Pitching. Two Cub newcomers, Kyle Hendricks and Yoshi Wada, racked up victories against the Road Crew and nearly posted consecutive shutouts on Tuesday and Wednesday. If it weren’t for the nomadic chuckings offered up by Edwin Jackson on Thursday, the Blew-Ha’s might have lost 3 out of 4 at Wrigley. They gained the split behind a 14 strike out effort from Mike Fiers, called up to replace the injured Matt Garza (oblique strain – imagine that). Add to Garza’s ailment a bum ankle for #1 starter Kyler Lohse, and, combined with a suddenly leaky bull pen, the Brewers stellar pitching numbers are beginning to fade. Without Lohse and Garza, the Brewers will go into the final stretch with Fiers and Jimmy Nelson forced to carry the load, can two call ups get it done?

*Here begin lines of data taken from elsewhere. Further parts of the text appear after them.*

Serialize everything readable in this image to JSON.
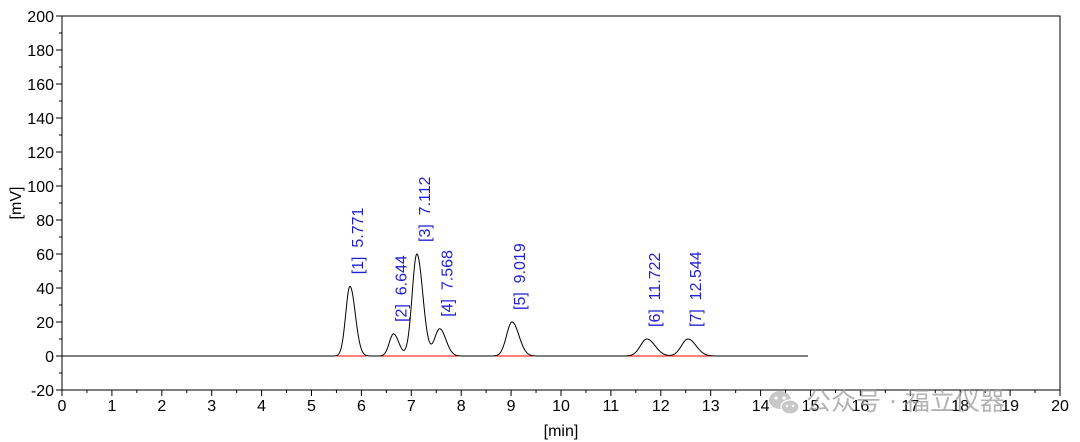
{
  "chart_data": {
    "type": "line",
    "xlabel": "[min]",
    "ylabel": "[mV]",
    "xlim": [
      0,
      20
    ],
    "ylim": [
      -20,
      200
    ],
    "x_ticks": [
      0,
      1,
      2,
      3,
      4,
      5,
      6,
      7,
      8,
      9,
      10,
      11,
      12,
      13,
      14,
      15,
      16,
      17,
      18,
      19,
      20
    ],
    "y_ticks": [
      -20,
      0,
      20,
      40,
      60,
      80,
      100,
      120,
      140,
      160,
      180,
      200
    ],
    "grid": false,
    "trace_range": [
      0,
      14.95
    ],
    "series_color": "#000000",
    "baseline_color": "#ff0000",
    "label_color": "#1f1fd6",
    "peaks": [
      {
        "label": "[1]  5.771",
        "rt": 5.771,
        "height": 41,
        "width": 0.085
      },
      {
        "label": "[2]  6.644",
        "rt": 6.644,
        "height": 13,
        "width": 0.085
      },
      {
        "label": "[3]  7.112",
        "rt": 7.112,
        "height": 60,
        "width": 0.095
      },
      {
        "label": "[4]  7.568",
        "rt": 7.568,
        "height": 16,
        "width": 0.1
      },
      {
        "label": "[5]  9.019",
        "rt": 9.019,
        "height": 20,
        "width": 0.11
      },
      {
        "label": "[6]  11.722",
        "rt": 11.722,
        "height": 10,
        "width": 0.13
      },
      {
        "label": "[7]  12.544",
        "rt": 12.544,
        "height": 10,
        "width": 0.13
      }
    ]
  },
  "watermark": {
    "icon": "wechat-icon",
    "text": "公众号 · 福立仪器"
  }
}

In the meantime, it’s a pure crap shoot whenever Yovani Gallardo and Wily Peralta take to the mound. The pitching is just as sporadic as the offense.

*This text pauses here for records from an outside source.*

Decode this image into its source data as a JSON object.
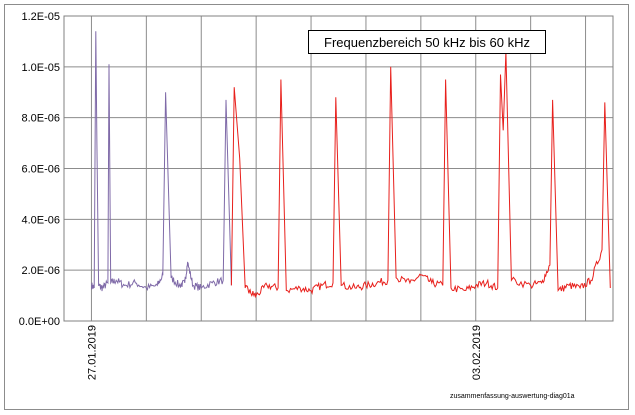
{
  "chart_data": {
    "type": "line",
    "annotation": "Frequenzbereich 50 kHz bis 60 kHz",
    "footnote": "zusammenfassung-auswertung-diag01a",
    "ylim": [
      0,
      1.2e-05
    ],
    "ytick_labels": [
      "0.0E+00",
      "2.0E-06",
      "4.0E-06",
      "6.0E-06",
      "8.0E-06",
      "1.0E-05",
      "1.2E-05"
    ],
    "ytick_values": [
      0,
      2e-06,
      4e-06,
      6e-06,
      8e-06,
      1e-05,
      1.2e-05
    ],
    "xlim_days": [
      -0.5,
      9.5
    ],
    "xtick_labels": [
      {
        "label": "27.01.2019",
        "day": 0
      },
      {
        "label": "03.02.2019",
        "day": 7
      }
    ],
    "grid": true,
    "series": [
      {
        "color": "#7f6aa8",
        "x_days": [
          0.0,
          0.05,
          0.08,
          0.1,
          0.13,
          0.2,
          0.3,
          0.32,
          0.35,
          0.45,
          0.6,
          0.8,
          1.0,
          1.2,
          1.3,
          1.35,
          1.45,
          1.6,
          1.7,
          1.75,
          1.85,
          2.0,
          2.2,
          2.4,
          2.45,
          2.55
        ],
        "values": [
          1.4e-06,
          1.3e-06,
          1.14e-05,
          7e-06,
          1.4e-06,
          1.3e-06,
          1.5e-06,
          1.01e-05,
          1.5e-06,
          1.6e-06,
          1.4e-06,
          1.5e-06,
          1.3e-06,
          1.4e-06,
          1.8e-06,
          9e-06,
          1.7e-06,
          1.4e-06,
          1.5e-06,
          2.3e-06,
          1.4e-06,
          1.3e-06,
          1.5e-06,
          1.6e-06,
          8.7e-06,
          1.4e-06
        ]
      },
      {
        "color": "#e8201c",
        "x_days": [
          2.55,
          2.6,
          2.7,
          2.8,
          2.9,
          3.0,
          3.2,
          3.4,
          3.45,
          3.55,
          3.8,
          4.0,
          4.2,
          4.4,
          4.45,
          4.55,
          4.8,
          5.0,
          5.2,
          5.4,
          5.45,
          5.55,
          5.8,
          6.0,
          6.2,
          6.4,
          6.45,
          6.55,
          6.8,
          7.0,
          7.2,
          7.4,
          7.45,
          7.5,
          7.55,
          7.65,
          8.0,
          8.2,
          8.35,
          8.4,
          8.5,
          8.7,
          8.9,
          9.1,
          9.3,
          9.35,
          9.45
        ],
        "values": [
          1.4e-06,
          9.2e-06,
          6.4e-06,
          1.3e-06,
          1.1e-06,
          1e-06,
          1.4e-06,
          1.3e-06,
          9.5e-06,
          1.2e-06,
          1.3e-06,
          1.2e-06,
          1.4e-06,
          1.5e-06,
          8.8e-06,
          1.4e-06,
          1.3e-06,
          1.4e-06,
          1.5e-06,
          1.6e-06,
          1e-05,
          1.7e-06,
          1.5e-06,
          1.8e-06,
          1.5e-06,
          1.4e-06,
          9.5e-06,
          1.3e-06,
          1.2e-06,
          1.4e-06,
          1.5e-06,
          1.3e-06,
          9.7e-06,
          7.5e-06,
          1.06e-05,
          1.6e-06,
          1.4e-06,
          1.5e-06,
          2.2e-06,
          8.7e-06,
          1.2e-06,
          1.4e-06,
          1.3e-06,
          1.6e-06,
          2.8e-06,
          8.6e-06,
          1.3e-06
        ]
      }
    ]
  },
  "colors": {
    "grid": "#8c8c8c",
    "axis": "#808080",
    "series_purple": "#7f6aa8",
    "series_red": "#e8201c"
  }
}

Base running. Don’t even get me started, the Brewers continue to sacrifice runs at an alarming rate, and it is simply more than a trend, it is a verifiable habit, and it could well cost them a post season berth.

Yet all of these factors might just add up to a mute point, however, because it appears the Cardinals, despite the recent pitching acquisitions of Justin Masterson and John Lackey, are on the slow fade. The Reds are merely a mirage, without Joey Votto and Brandon Phillips they have just been content milling around an actual .500 record themselves (60-60). On the other hook, however, the Pirates are just 2 1/2 games back, and have kept their bandannas and eye patches above water without the services of All-Star Andrew McCutcheon over the last 10 days. It appears the only formidable threat to the Brewers winning the Central will be Pittsburgh, especially if they can take both the remaining series with Milwaukee.

Until then, the final six and half weeks of the 2014 season should be a real roller coaster ride for Brewer fans, something those that have been following the team for 40 plus years have become quite accustomed to, albeit with the exception being that by this time in most seasons, the ride has already malfunctioned. My hunch is they’ll wind up in the mix until the very end, if only because the rest of the division is more beat up than they are.

Who knows, when when they host the always entertaining Chicago Cubs in the last series of 2014 at $8 Miller Park, September 26-28, a three game set that could well determine the out of their post season fate, they might need a sweep to claim that coveted post season spot. It’ll probably result in an 87-75 record, the result of continuing to play.500 baseball, the signature trademark of Brewer baseball as we know it. For Brewer fans, that could be be enough for an excuse to spray champagne, but it won’t produce a trip to the World Series in 2014.